Relative expression of switch genes in BC cell lines and tissue. (A) Switch gene expression was evaluated in BC cell lines vs control cell by real-time PCR. (B) AURKA, CDC45, ESPL1, and RAD54L genes were evaluated in BC tissue using TissueScan qPCR Arrays. *p < 0.05 was considered statistically significant.

Figure 6

AURKA expression in vitro and ex vivo. (A) AURKA was examined by immunoblotting in T47D, MCF7 (Lum A), BT474, MDA-MB-361 (Lum B), MDA-MB-453, SK-BR3, UACC-893 (Her2), BT-549, Hs-578T (Triple Negative) and MCF10a (Control). Β-actin served as a loading control. (B) Immunohistochemical analysis of AURKA was performed in surgical specimens of BC. The panel shows a control tissue with no AURKA-positive cells, and four tumoral tissues, one for each subtype (Lum A, Lum B, Her2, Triple-negative) with AURKA-positive cells.

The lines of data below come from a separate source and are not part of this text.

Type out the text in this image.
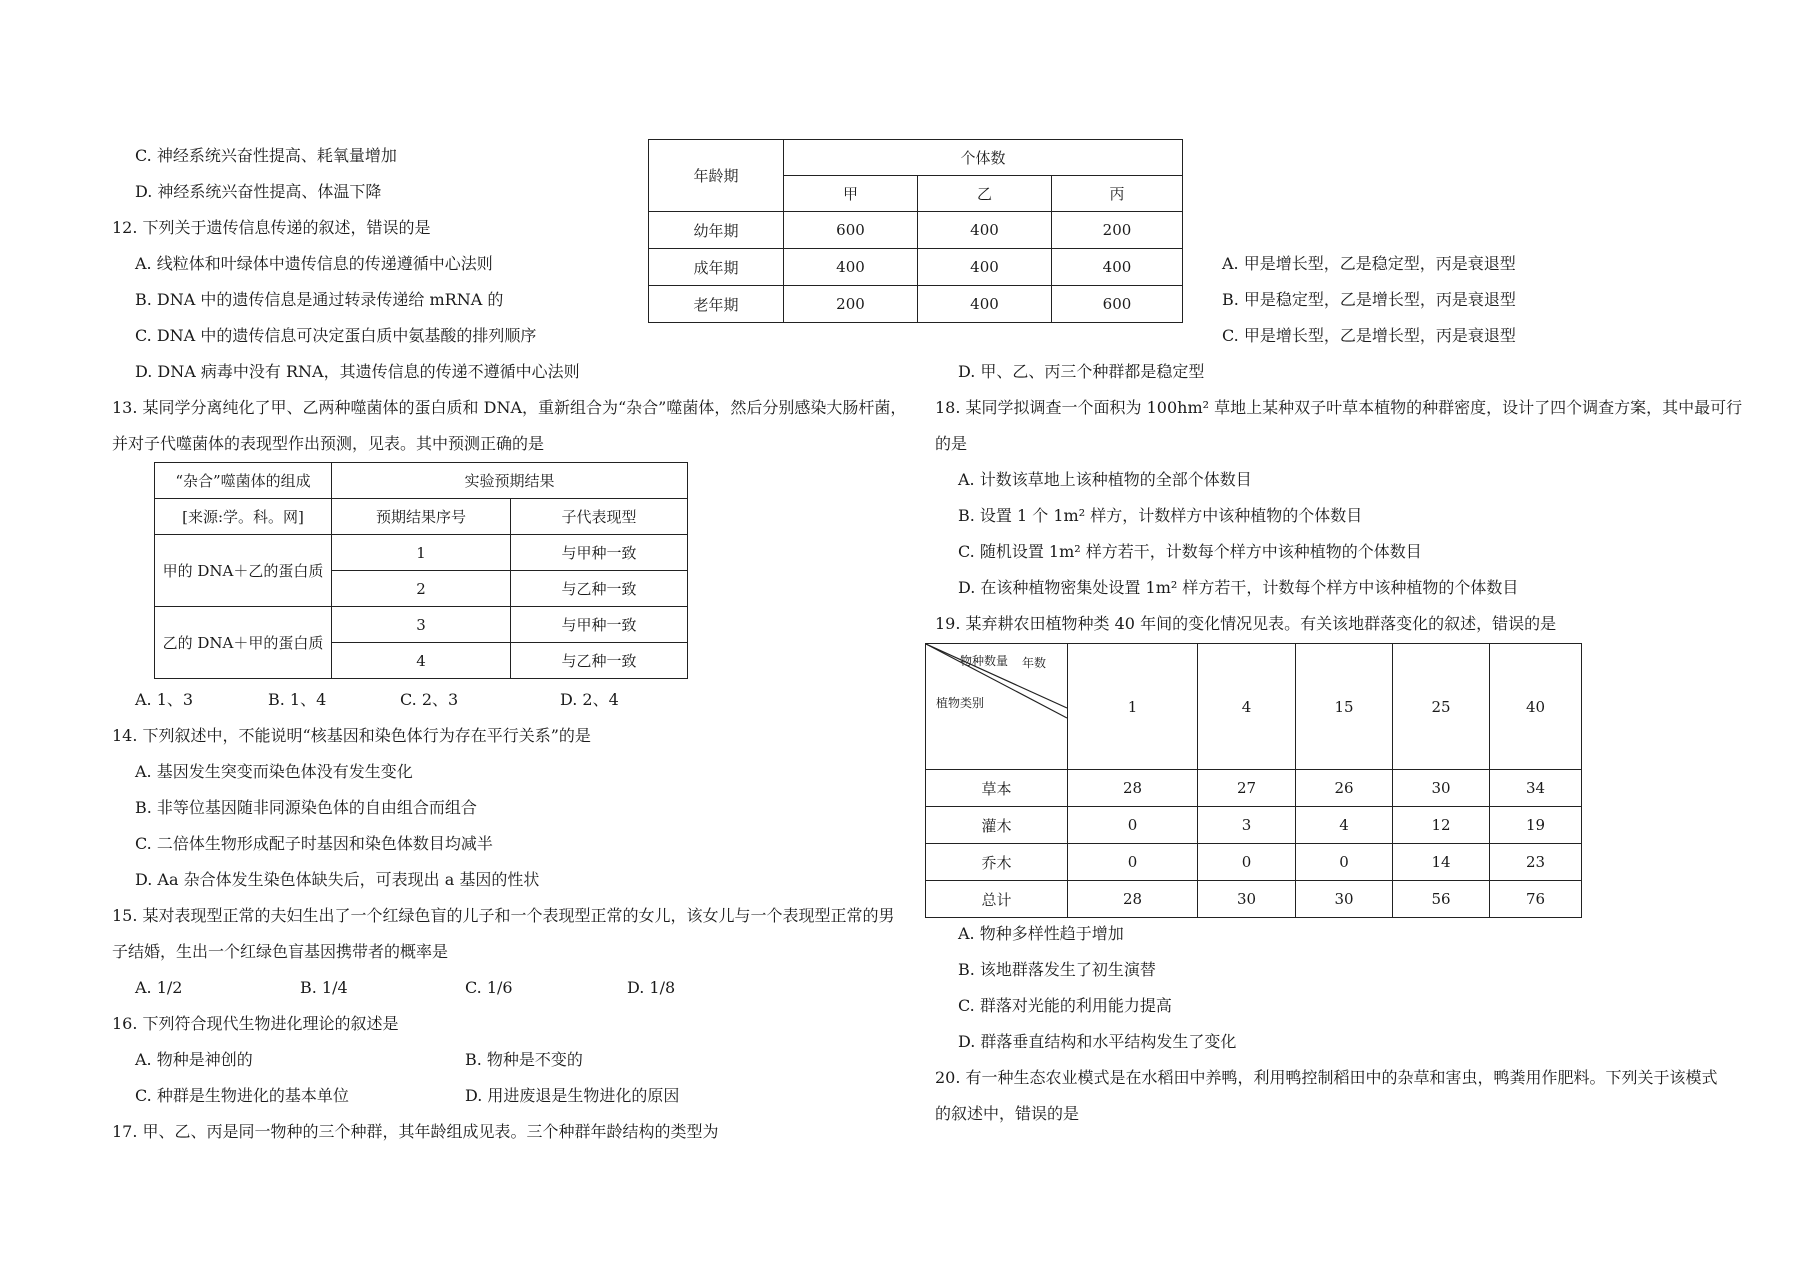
C. 神经系统兴奋性提高、耗氧量增加
D. 神经系统兴奋性提高、体温下降
12. 下列关于遗传信息传递的叙述，错误的是
A. 线粒体和叶绿体中遗传信息的传递遵循中心法则
B. DNA 中的遗传信息是通过转录传递给 mRNA 的
C. DNA 中的遗传信息可决定蛋白质中氨基酸的排列顺序
D. DNA 病毒中没有 RNA，其遗传信息的传递不遵循中心法则
13. 某同学分离纯化了甲、乙两种噬菌体的蛋白质和 DNA，重新组合为“杂合”噬菌体，然后分别感染大肠杆菌，
并对子代噬菌体的表现型作出预测，见表。其中预测正确的是
“杂合”噬菌体的组成	实验预期结果	
[来源:学。科。网]	预期结果序号	子代表现型
甲的 DNA＋乙的蛋白质	1	与甲种一致
	2	与乙种一致
乙的 DNA＋甲的蛋白质	3	与甲种一致
	4	与乙种一致
A. 1、3	B. 1、4	C. 2、3	D. 2、4
14. 下列叙述中，不能说明“核基因和染色体行为存在平行关系”的是
A. 基因发生突变而染色体没有发生变化
B. 非等位基因随非同源染色体的自由组合而组合
C. 二倍体生物形成配子时基因和染色体数目均减半
D. Aa 杂合体发生染色体缺失后，可表现出 a 基因的性状
15. 某对表现型正常的夫妇生出了一个红绿色盲的儿子和一个表现型正常的女儿，该女儿与一个表现型正常的男
子结婚，生出一个红绿色盲基因携带者的概率是
A. 1/2	B. 1/4	C. 1/6	D. 1/8
16. 下列符合现代生物进化理论的叙述是
A. 物种是神创的	B. 物种是不变的
C. 种群是生物进化的基本单位	D. 用进废退是生物进化的原因
17. 甲、乙、丙是同一物种的三个种群，其年龄组成见表。三个种群年龄结构的类型为
年龄期	个体数		
	甲	乙	丙
幼年期	600	400	200
成年期	400	400	400
老年期	200	400	600
A. 甲是增长型，乙是稳定型，丙是衰退型
B. 甲是稳定型，乙是增长型，丙是衰退型
C. 甲是增长型，乙是增长型，丙是衰退型
D. 甲、乙、丙三个种群都是稳定型
18. 某同学拟调查一个面积为 100hm² 草地上某种双子叶草本植物的种群密度，设计了四个调查方案，其中最可行
的是
A. 计数该草地上该种植物的全部个体数目
B. 设置 1 个 1m² 样方，计数样方中该种植物的个体数目
C. 随机设置 1m² 样方若干，计数每个样方中该种植物的个体数目
D. 在该种植物密集处设置 1m² 样方若干，计数每个样方中该种植物的个体数目
19. 某弃耕农田植物种类 40 年间的变化情况见表。有关该地群落变化的叙述，错误的是
物种数量 年数
植物类别	1	4	15	25	40
草本	28	27	26	30	34
灌木	0	3	4	12	19
乔木	0	0	0	14	23
总计	28	30	30	56	76
A. 物种多样性趋于增加
B. 该地群落发生了初生演替
C. 群落对光能的利用能力提高
D. 群落垂直结构和水平结构发生了变化
20. 有一种生态农业模式是在水稻田中养鸭，利用鸭控制稻田中的杂草和害虫，鸭粪用作肥料。下列关于该模式
的叙述中，错误的是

Magnification 20X.

Figure 7

Effect of Alisertib treatment on BC cell lines. (A) Alisertib effects were assessed on cell growth: T-47D, BT-474, SKBR3, and MDA-MB-231 cell lines were treated with 0.25, 0.5, 1 and 2 µM of the drug for 24, 48, and 72 h and DMSO treatment was used as a negative control. (B) Alisertib effects were assessed on cell cycle: T-47D, BT-474, SKBR3, and MDA-MB-231 cell lines were treated with 0.5 µM of the drug for 24, 48, and 72 h and DMSO treatment was used as a negative control.